Con il fallimento di un certo nazionalismo arabo laico e l’avvio della cosiddetta Sahwa Islamiyya (Risveglio islamico) grazie al movimento dei Fratelli Musulmani di Hassan al-Banna, anche i nazionalisti dovettero fare i conti con i gruppi estremisti, tentando talvolta di seguirli sul loro terreno e quindi invocando elementi di appartenenza religiosa all’Islam nei loro discorsi e programmi, come fece Saddam nell’ultimo periodo del suo governo. In questo modo si è tornati alla discriminazione tra i cittadini su base religiosa.

Secondo lei, di chi sono le responsabilità di questo trattamento differenziato?

Io punto molto sul fattore culturale. Il problema vero oggi è rappresentato dalla modernità. In Europa la modernità ha rappresentato una rivoluzione fondamentale per quanto riguarda i diritti fondamentali, le libertà personali e lo sviluppo della società civile. Oggi il mondo islamico sta facendo i conti con la modernità ed è una sfida comune anche ad altre civiltà, come quella cinese. Il mondo islamico deve fare un lavoro culturale profondo sulla propria identità tramite un ritorno al vero Ijtihad, alla riscoperta del misticismo e di una lettura spirituale e non solo in chiave legislativa delle proprie fonti. Il vero problema è la chiusura in se stessi per difendersi dalla globalizzazione.

In questo processo, qual è il ruolo della comunità copta?

Anche il mondo copto è in posizione di autodifesa e c’è il rischio forte che la tradizione oggi non riesca ad andare incontro alle sfide contemporanee, e a trasmettere la propria storia millenaria alle nuove generazioni, nonostante il grande sforzo attuato in questi anni della Chiesa copta di stare più vicina alle sue comunità in Egitto e in tutto il mondo. Ecco perché propongo un nuovo dialogo tra musulmani e cristiani basato sull’incontro intorno ai valori comuni e per il bene comune dell’uomo. Credo che 14 secoli di conflitti e diatribe tra le due religioni siano ormai sufficienti. Ora, dobbiamo essere capaci di voltare pagina.

Una sfida importante, ma non sembra così semplice. Un dialogo a partire da cosa?

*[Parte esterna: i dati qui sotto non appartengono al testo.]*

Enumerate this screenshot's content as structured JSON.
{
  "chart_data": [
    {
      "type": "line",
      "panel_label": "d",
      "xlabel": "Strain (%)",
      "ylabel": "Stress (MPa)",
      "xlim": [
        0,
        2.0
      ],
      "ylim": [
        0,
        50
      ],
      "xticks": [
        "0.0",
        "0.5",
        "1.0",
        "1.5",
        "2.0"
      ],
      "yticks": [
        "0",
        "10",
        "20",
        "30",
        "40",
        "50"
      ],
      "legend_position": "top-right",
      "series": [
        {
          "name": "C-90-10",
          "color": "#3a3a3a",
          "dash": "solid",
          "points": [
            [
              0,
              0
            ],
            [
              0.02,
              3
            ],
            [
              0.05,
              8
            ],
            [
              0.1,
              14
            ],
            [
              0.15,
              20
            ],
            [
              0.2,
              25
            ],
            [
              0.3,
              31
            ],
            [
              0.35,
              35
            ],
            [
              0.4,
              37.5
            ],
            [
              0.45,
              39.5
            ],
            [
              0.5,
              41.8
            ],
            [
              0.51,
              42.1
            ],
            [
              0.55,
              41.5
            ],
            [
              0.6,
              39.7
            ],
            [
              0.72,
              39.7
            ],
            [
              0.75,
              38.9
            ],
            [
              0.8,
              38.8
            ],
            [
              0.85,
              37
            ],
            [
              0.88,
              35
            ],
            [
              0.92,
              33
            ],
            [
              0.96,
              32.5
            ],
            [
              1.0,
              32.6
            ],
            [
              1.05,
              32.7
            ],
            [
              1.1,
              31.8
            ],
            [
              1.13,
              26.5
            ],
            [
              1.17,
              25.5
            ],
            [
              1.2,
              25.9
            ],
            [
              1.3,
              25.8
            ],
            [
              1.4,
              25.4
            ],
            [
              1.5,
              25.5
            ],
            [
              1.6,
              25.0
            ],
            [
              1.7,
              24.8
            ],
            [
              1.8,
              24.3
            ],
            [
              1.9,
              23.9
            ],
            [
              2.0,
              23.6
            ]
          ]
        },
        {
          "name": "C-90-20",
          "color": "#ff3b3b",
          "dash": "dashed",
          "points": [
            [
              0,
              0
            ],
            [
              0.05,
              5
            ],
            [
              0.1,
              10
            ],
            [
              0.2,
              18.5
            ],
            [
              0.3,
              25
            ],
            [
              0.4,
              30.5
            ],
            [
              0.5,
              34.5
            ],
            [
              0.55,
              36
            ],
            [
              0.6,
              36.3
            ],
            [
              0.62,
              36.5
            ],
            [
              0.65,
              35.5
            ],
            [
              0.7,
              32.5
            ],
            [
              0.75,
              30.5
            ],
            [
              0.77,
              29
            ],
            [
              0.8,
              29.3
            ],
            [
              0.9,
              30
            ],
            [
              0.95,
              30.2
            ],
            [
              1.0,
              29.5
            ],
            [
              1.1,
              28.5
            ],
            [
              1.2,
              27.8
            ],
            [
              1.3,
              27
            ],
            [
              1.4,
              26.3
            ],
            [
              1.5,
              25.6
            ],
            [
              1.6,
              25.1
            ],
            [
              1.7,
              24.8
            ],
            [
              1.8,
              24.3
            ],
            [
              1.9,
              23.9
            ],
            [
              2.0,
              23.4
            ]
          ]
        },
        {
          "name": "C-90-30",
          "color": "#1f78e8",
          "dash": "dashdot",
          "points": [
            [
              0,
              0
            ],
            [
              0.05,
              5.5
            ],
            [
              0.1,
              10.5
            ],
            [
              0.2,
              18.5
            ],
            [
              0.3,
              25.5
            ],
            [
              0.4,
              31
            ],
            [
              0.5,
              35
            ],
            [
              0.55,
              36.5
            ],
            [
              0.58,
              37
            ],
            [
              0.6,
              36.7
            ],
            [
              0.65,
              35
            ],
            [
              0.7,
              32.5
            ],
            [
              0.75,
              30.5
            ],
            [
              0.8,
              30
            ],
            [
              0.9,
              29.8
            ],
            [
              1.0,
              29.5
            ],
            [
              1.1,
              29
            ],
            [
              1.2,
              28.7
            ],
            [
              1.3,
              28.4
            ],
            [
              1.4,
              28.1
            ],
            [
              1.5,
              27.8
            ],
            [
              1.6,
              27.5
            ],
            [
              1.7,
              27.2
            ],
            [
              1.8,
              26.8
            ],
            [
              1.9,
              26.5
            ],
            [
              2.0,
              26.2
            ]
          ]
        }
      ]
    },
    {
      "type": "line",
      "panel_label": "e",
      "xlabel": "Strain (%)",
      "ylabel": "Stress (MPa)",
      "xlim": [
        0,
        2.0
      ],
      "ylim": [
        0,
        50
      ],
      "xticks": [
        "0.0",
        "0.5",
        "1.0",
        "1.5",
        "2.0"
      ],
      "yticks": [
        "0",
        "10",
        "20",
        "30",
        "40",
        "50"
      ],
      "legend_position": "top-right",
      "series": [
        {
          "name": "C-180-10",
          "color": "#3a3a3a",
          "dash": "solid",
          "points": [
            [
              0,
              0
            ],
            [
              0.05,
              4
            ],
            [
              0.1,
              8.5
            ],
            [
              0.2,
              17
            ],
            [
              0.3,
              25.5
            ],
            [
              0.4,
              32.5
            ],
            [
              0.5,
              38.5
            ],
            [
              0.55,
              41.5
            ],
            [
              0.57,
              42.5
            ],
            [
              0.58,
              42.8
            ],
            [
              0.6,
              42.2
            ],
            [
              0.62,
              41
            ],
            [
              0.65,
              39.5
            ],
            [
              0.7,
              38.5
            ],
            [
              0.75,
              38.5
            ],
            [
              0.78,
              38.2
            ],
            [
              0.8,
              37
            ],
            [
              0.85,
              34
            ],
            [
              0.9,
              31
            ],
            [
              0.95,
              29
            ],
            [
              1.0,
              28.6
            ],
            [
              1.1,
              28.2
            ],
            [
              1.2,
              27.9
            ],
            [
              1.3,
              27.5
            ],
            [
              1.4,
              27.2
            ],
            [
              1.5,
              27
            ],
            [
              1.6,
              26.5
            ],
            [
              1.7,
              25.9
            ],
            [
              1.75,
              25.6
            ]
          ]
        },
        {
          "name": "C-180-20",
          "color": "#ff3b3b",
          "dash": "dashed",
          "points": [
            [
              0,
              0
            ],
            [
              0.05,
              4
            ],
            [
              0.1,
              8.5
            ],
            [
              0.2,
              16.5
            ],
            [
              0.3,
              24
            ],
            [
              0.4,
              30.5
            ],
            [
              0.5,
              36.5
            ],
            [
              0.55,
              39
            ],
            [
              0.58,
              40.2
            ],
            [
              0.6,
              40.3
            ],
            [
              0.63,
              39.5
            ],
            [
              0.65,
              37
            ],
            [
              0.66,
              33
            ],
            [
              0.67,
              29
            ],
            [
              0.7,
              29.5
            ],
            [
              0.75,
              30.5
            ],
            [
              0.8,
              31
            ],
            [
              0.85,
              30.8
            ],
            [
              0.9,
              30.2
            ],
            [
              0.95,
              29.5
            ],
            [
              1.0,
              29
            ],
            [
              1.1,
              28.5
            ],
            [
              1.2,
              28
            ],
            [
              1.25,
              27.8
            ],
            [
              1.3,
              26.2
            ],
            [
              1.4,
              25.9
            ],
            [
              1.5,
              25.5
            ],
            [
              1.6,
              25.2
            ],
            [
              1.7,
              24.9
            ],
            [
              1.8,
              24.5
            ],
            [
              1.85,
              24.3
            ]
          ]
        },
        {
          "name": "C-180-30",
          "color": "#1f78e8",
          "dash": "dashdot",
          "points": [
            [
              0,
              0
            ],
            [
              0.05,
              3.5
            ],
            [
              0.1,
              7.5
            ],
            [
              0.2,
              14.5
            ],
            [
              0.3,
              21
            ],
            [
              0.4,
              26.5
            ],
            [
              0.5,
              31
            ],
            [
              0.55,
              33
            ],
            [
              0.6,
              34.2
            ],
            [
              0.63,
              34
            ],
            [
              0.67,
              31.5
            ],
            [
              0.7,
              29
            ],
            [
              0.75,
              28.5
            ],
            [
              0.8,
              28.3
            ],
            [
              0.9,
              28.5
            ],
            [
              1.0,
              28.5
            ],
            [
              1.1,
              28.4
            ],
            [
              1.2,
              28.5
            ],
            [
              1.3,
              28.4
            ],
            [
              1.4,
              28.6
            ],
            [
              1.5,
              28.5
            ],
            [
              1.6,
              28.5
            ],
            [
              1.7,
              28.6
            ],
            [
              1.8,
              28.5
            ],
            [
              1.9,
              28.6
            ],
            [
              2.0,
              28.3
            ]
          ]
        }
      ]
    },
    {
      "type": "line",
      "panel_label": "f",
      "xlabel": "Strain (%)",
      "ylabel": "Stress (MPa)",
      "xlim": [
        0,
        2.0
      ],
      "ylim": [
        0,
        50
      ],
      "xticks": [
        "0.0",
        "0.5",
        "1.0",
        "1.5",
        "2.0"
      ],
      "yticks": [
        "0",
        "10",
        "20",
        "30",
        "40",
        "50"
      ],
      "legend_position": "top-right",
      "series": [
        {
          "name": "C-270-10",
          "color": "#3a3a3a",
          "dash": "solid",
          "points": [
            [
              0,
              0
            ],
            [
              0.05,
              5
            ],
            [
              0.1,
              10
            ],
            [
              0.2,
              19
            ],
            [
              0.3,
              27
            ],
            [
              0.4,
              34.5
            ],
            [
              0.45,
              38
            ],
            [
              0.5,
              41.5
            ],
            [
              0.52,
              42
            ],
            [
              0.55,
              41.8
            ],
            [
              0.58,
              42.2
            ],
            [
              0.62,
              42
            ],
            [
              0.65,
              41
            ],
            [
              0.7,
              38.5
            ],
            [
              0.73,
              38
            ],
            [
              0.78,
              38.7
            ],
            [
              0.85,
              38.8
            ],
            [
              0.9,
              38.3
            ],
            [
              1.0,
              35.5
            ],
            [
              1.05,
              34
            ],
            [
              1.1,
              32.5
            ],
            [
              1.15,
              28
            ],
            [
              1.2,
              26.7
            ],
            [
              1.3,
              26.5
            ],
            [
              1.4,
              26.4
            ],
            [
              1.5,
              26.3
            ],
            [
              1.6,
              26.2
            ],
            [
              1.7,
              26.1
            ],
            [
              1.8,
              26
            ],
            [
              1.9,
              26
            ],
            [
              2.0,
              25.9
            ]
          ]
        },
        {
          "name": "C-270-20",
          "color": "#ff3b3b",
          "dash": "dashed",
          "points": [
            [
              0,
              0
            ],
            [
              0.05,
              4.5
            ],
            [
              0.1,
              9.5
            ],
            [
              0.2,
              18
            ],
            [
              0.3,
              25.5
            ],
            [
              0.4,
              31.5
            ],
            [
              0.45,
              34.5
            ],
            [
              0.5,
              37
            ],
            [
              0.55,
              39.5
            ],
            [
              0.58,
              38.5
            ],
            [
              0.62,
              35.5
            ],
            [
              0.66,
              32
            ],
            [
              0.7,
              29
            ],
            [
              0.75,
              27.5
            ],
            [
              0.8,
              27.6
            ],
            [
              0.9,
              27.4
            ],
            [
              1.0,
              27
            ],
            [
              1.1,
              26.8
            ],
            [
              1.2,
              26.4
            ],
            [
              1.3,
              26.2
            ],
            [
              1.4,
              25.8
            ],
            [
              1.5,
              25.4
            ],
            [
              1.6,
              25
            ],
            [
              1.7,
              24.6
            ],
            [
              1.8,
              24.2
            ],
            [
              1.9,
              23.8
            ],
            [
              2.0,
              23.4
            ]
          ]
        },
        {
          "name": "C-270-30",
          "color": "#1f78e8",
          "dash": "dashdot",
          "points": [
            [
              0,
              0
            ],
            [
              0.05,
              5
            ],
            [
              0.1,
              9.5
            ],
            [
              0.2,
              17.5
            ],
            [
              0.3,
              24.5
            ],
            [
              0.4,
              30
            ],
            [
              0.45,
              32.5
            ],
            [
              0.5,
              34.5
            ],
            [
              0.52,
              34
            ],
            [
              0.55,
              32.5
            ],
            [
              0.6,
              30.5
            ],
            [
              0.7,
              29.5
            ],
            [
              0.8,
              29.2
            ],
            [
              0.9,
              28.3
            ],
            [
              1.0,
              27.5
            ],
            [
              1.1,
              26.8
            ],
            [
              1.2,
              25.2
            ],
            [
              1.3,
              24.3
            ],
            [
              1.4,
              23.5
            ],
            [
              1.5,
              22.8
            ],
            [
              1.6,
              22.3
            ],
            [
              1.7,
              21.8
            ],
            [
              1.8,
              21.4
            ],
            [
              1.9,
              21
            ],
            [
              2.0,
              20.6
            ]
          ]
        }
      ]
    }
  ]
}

Un dialogo a partire dalla spiritualità comune per elaborare una proposta seria a difesa innanzitutto della persona umana e i valori di base che condividono ebrei, cristiani e musulmani. Si dovrebbe capire che solo tutti insieme potremo realmente tutelare i nostri giovani dal pericolo del fondamentalismo, in cui trovano rifugio per reagire alla globalizzazione. Una sfida che riguarda tutti gli egiziani, musulmani e cristiani insieme.

In questo dialogo tra le spiritualità, qual è il suo bilancio attuale?

Al Cairo, in quanto Pisai, abbiamo un piccolo centro di studio e riflessione con numerosi amici musulmani, ma la verità è che trovo poco sostegno da entrambe le comunità cristiane e musulmane. Mi fa sperare solo l’afflusso di tanti giovani egiziani musulmani che sono desiderosi di dialogare conoscendo a fondo la religione dell’altro e facendo ricerche sul cristianesimo, così come io in passato e tuttora studio la religione islamica. Si può dialogare solo se si parte dal desiderio di conoscersi profondamente e la via spirituale ne è il mezzo più utile.